Se encuentra en nuestro país el filósofo de la ciencia Víctor Gómez Pin, Premio Anagrama, Premio Espasa de Ensayo, fundador del “International Ontology Congress” y vicepresidente de la Sociedad Ibérica de Filosofía Griega.

La Escuela de Filosofía de la Universidad Autónoma de Santo Domingo (UASD) organizó con el Dr. Gómez Pin una conferencia titulada: “Del ser de las cosas al ser del hombre. Cuando la Física del siglo XX devino Filosofía”.

En su ponencia, el filósofo partió de las célebres conferencias Shearman ofrecidas por Erwin Schrödinger, uno de los físicos más influyentes del siglo XX. En una de las mencionadas ponencias, Schrödinger  reflexionó sobre el concepto de naturaleza (physis) que posibilitó la ciencia física tal como la conocemos.
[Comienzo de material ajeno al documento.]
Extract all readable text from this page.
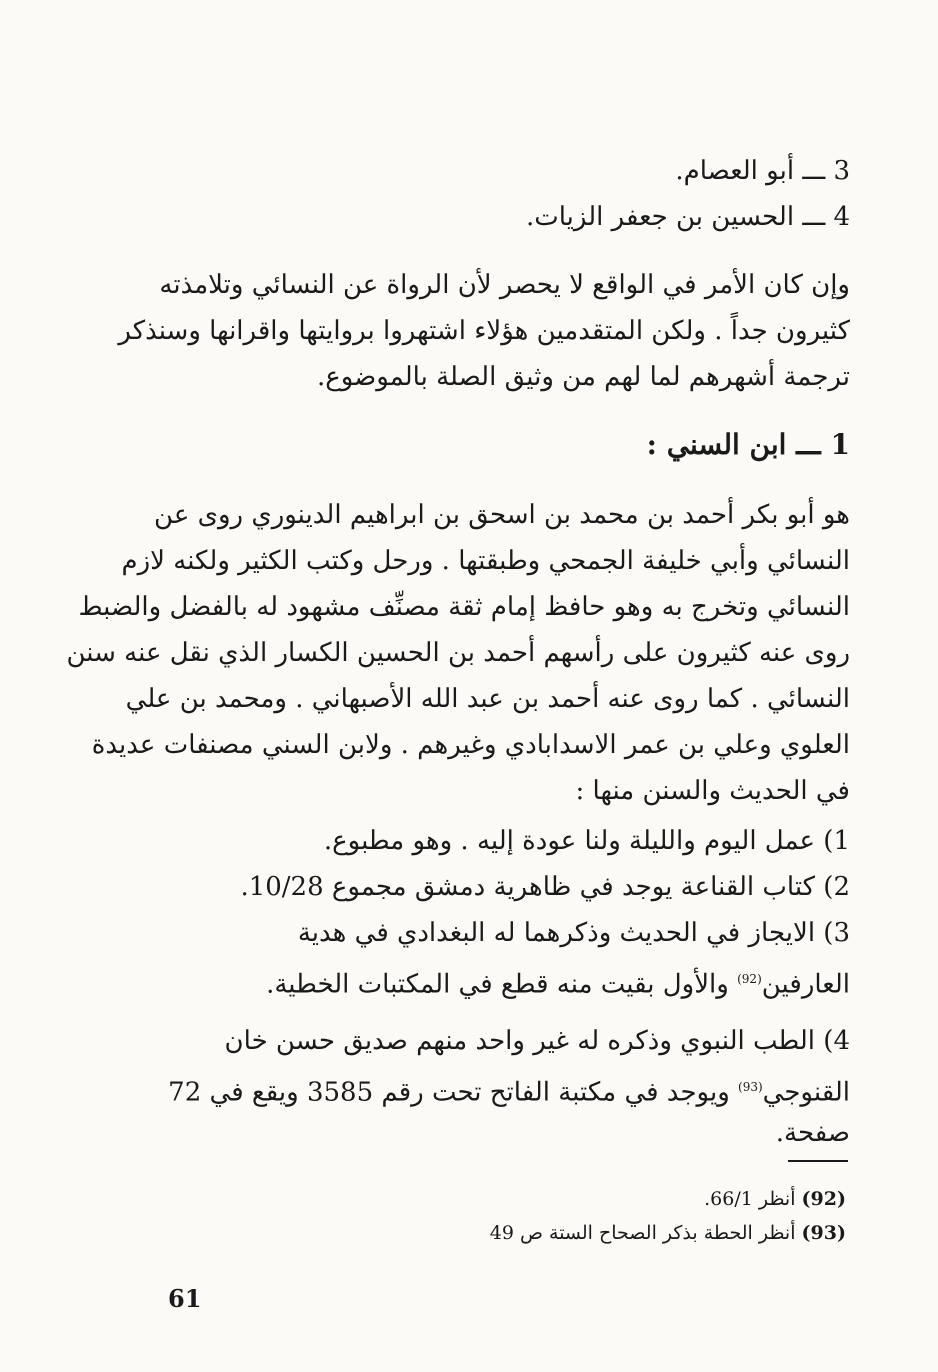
3 ـــ أبو العصام.
4 ـــ الحسين بن جعفر الزيات.
وإن كان الأمر في الواقع لا يحصر لأن الرواة عن النسائي وتلامذته
كثيرون جداً . ولكن المتقدمين هؤلاء اشتهروا بروايتها واقرانها وسنذكر
ترجمة أشهرهم لما لهم من وثيق الصلة بالموضوع.
1 ـــ ابن السني :
هو أبو بكر أحمد بن محمد بن اسحق بن ابراهيم الدينوري روى عن
النسائي وأبي خليفة الجمحي وطبقتها . ورحل وكتب الكثير ولكنه لازم
النسائي وتخرج به وهو حافظ إمام ثقة مصنِّف مشهود له بالفضل والضبط
روى عنه كثيرون على رأسهم أحمد بن الحسين الكسار الذي نقل عنه سنن
النسائي . كما روى عنه أحمد بن عبد الله الأصبهاني . ومحمد بن علي
العلوي وعلي بن عمر الاسدابادي وغيرهم . ولابن السني مصنفات عديدة
في الحديث والسنن منها :
1) عمل اليوم والليلة ولنا عودة إليه . وهو مطبوع.
2) كتاب القناعة يوجد في ظاهرية دمشق مجموع 10/28.
3) الايجاز في الحديث وذكرهما له البغدادي في هدية
العارفين$^{(92)}$ والأول بقيت منه قطع في المكتبات الخطية.
4) الطب النبوي وذكره له غير واحد منهم صديق حسن خان
القنوجي$^{(93)}$ ويوجد في مكتبة الفاتح تحت رقم 3585 ويقع في 72
صفحة.
(92) أنظر 66/1.
(93) أنظر الحطة بذكر الصحاح الستة ص 49
61
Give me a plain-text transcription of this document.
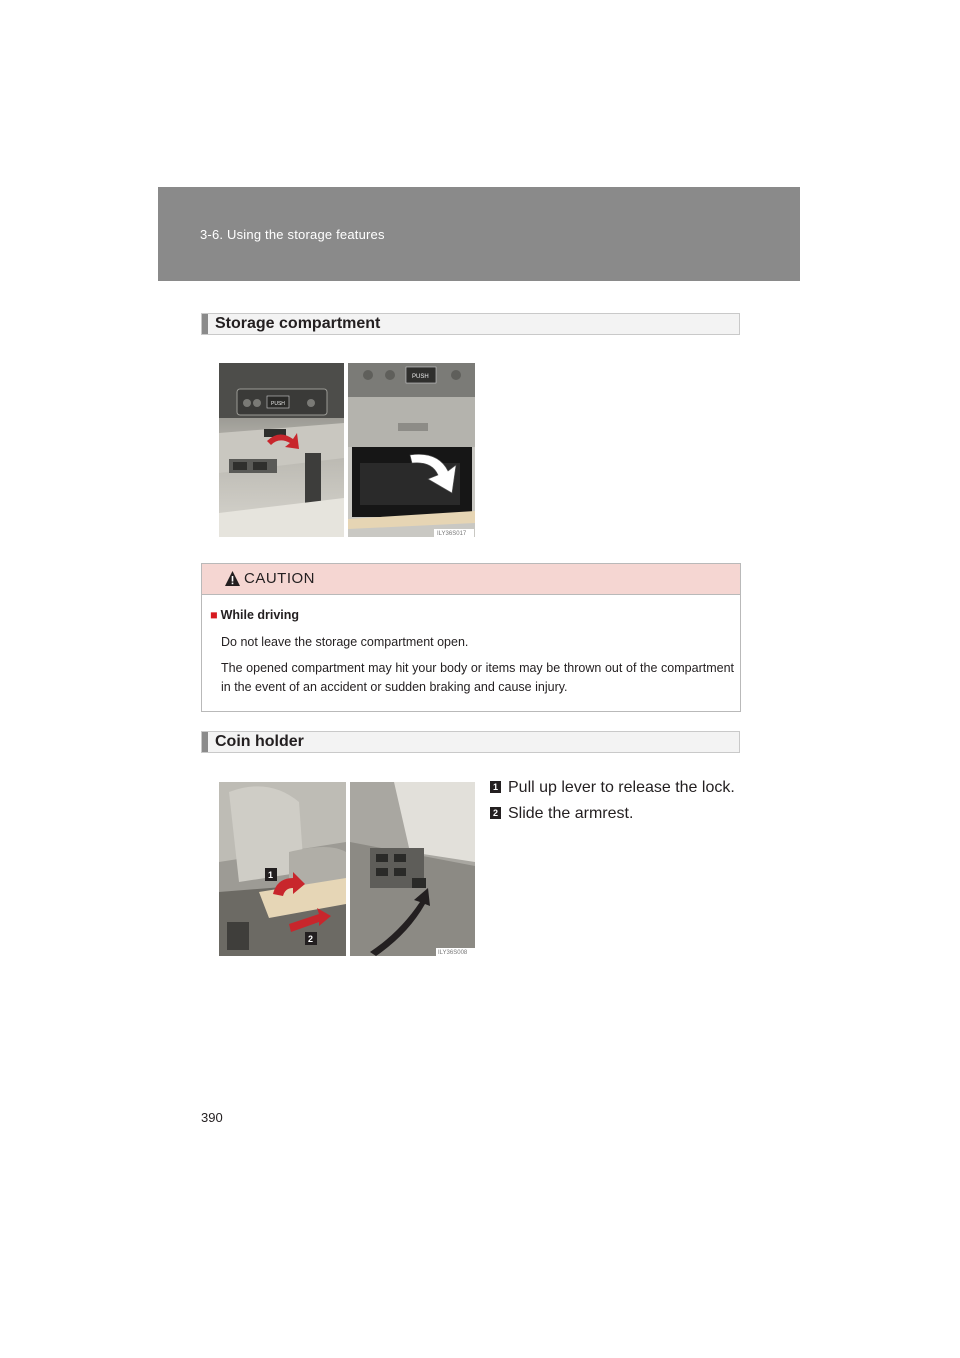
3-6. Using the storage features
Storage compartment
PUSH
PUSH
ILY36S017
CAUTION
■ While driving
Do not leave the storage compartment open.
The opened compartment may hit your body or items may be thrown out of the compartment in the event of an accident or sudden braking and cause injury.
Coin holder
1
2
ILY36S008
1 Pull up lever to release the lock.
2 Slide the armrest.
390
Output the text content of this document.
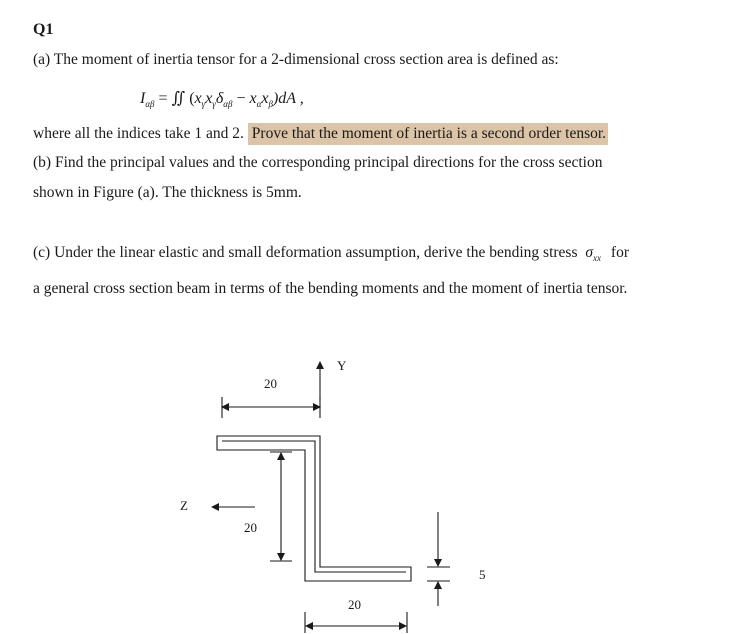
Q1
(a) The moment of inertia tensor for a 2-dimensional cross section area is defined as:
$I_{\alpha\beta}$ = ∬ $(x_\gamma x_\gamma\delta_{\alpha\beta} - x_\alpha x_\beta)dA$ ,
where all the indices take 1 and 2. Prove that the moment of inertia is a second order tensor.
(b) Find the principal values and the corresponding principal directions for the cross section
shown in Figure (a). The thickness is 5mm.
(c) Under the linear elastic and small deformation assumption, derive the bending stress $\sigma_{xx}$ for
a general cross section beam in terms of the bending moments and the moment of inertia tensor.
Y
Z
20
20
20
5
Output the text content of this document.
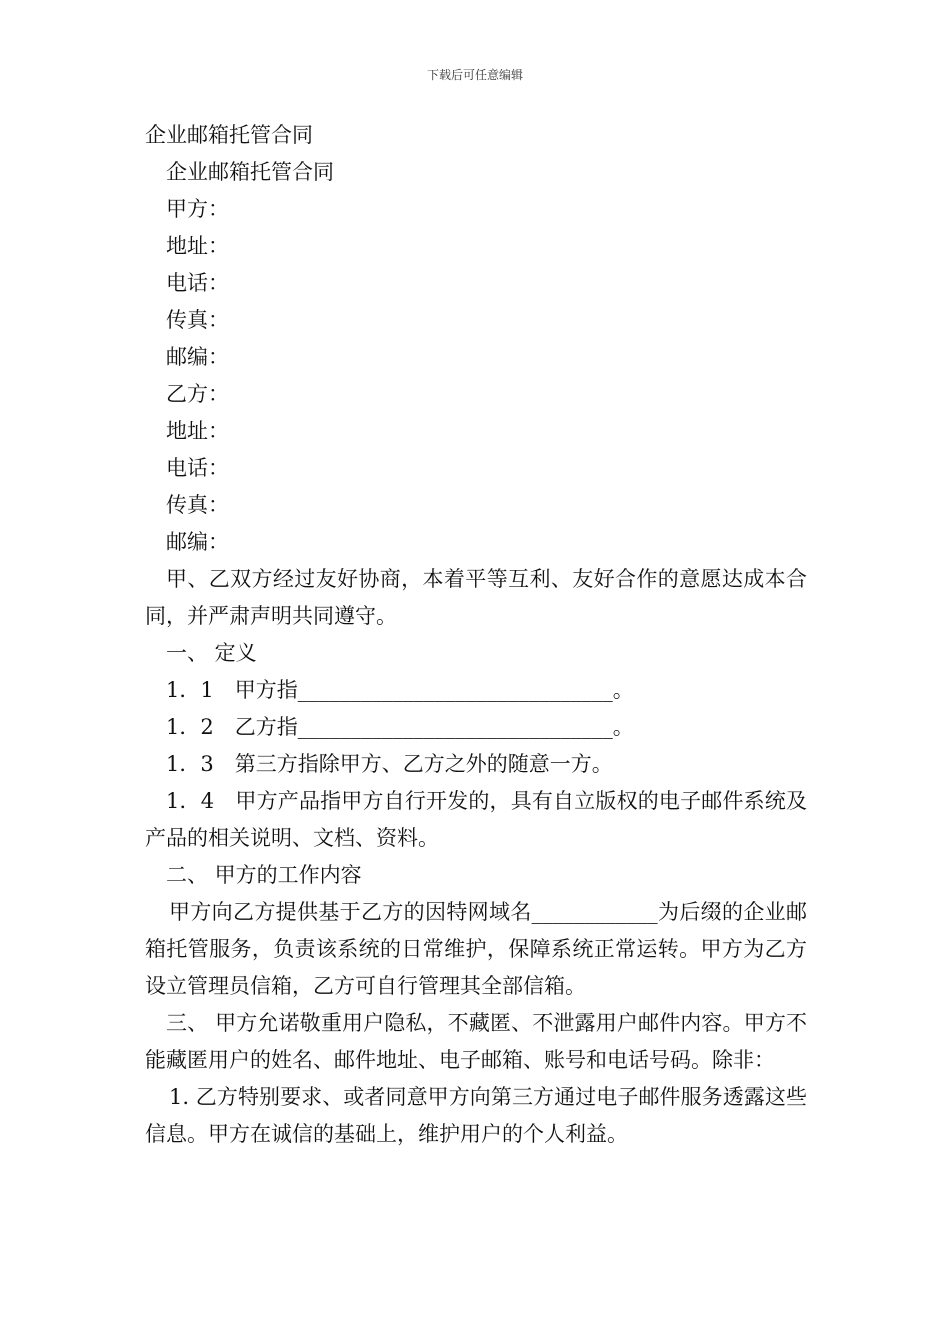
下载后可任意编辑
企业邮箱托管合同
企业邮箱托管合同
甲方：
地址：
电话：
传真：
邮编：
乙方：
地址：
电话：
传真：
邮编：
甲、乙双方经过友好协商，本着平等互利、友好合作的意愿达成本合同，并严肃声明共同遵守。
一、 定义
1．1　甲方指______________________________。
1．2　乙方指______________________________。
1．3　第三方指除甲方、乙方之外的随意一方。
1．4　甲方产品指甲方自行开发的，具有自立版权的电子邮件系统及产品的相关说明、文档、资料。
二、 甲方的工作内容
甲方向乙方提供基于乙方的因特网域名____________为后缀的企业邮箱托管服务，负责该系统的日常维护，保障系统正常运转。甲方为乙方设立管理员信箱，乙方可自行管理其全部信箱。
三、 甲方允诺敬重用户隐私，不藏匿、不泄露用户邮件内容。甲方不能藏匿用户的姓名、邮件地址、电子邮箱、账号和电话号码。除非：
1. 乙方特别要求、或者同意甲方向第三方通过电子邮件服务透露这些信息。甲方在诚信的基础上，维护用户的个人利益。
Este concepto emergió con el nacimiento de la filosofía occidental, alrededor del siglo VI antes de nuestra era.

A partir del nuevo concepto de “physis” se produjo una ruptura con el concepto de naturaleza heredado de la tradición mítica consistente en un universo de dioses y agentes cósmicos que modifican caprichosamente  los procesos naturales, aunque dentro de unas determinadas jurisdicciones o espacios.

Este concepto de naturaleza no podía generar la física como un saber de las regularidades que rigen los fenómenos naturales. Para Schrödinger  se requería la asunción de unos supuestos que hemos identificado como los signos distintivos de la cosmovisión de los denominados filósofos jónicos o “físicos”: Tales de Mileto, Anaximandro de Mileto y Anaxímenes de Mileto.

Me detendré básicamente en dos de estos supuestos. El primero es la idea de que el universo está caracterizado por un  conjunto de procesos regulares cognoscible. Se trata de un giro revolucionario en la historia del pensamiento occidental. En un mundo regido por el capricho de un dios no hay lugar para la inteligibilidad. Un universo encantando no requiere de conocimiento, exige devoción, sacrificio y aplacamiento. El largo trayecto que  llevó al nacimiento de la física moderna  se origina en la des-mitificación del cosmos.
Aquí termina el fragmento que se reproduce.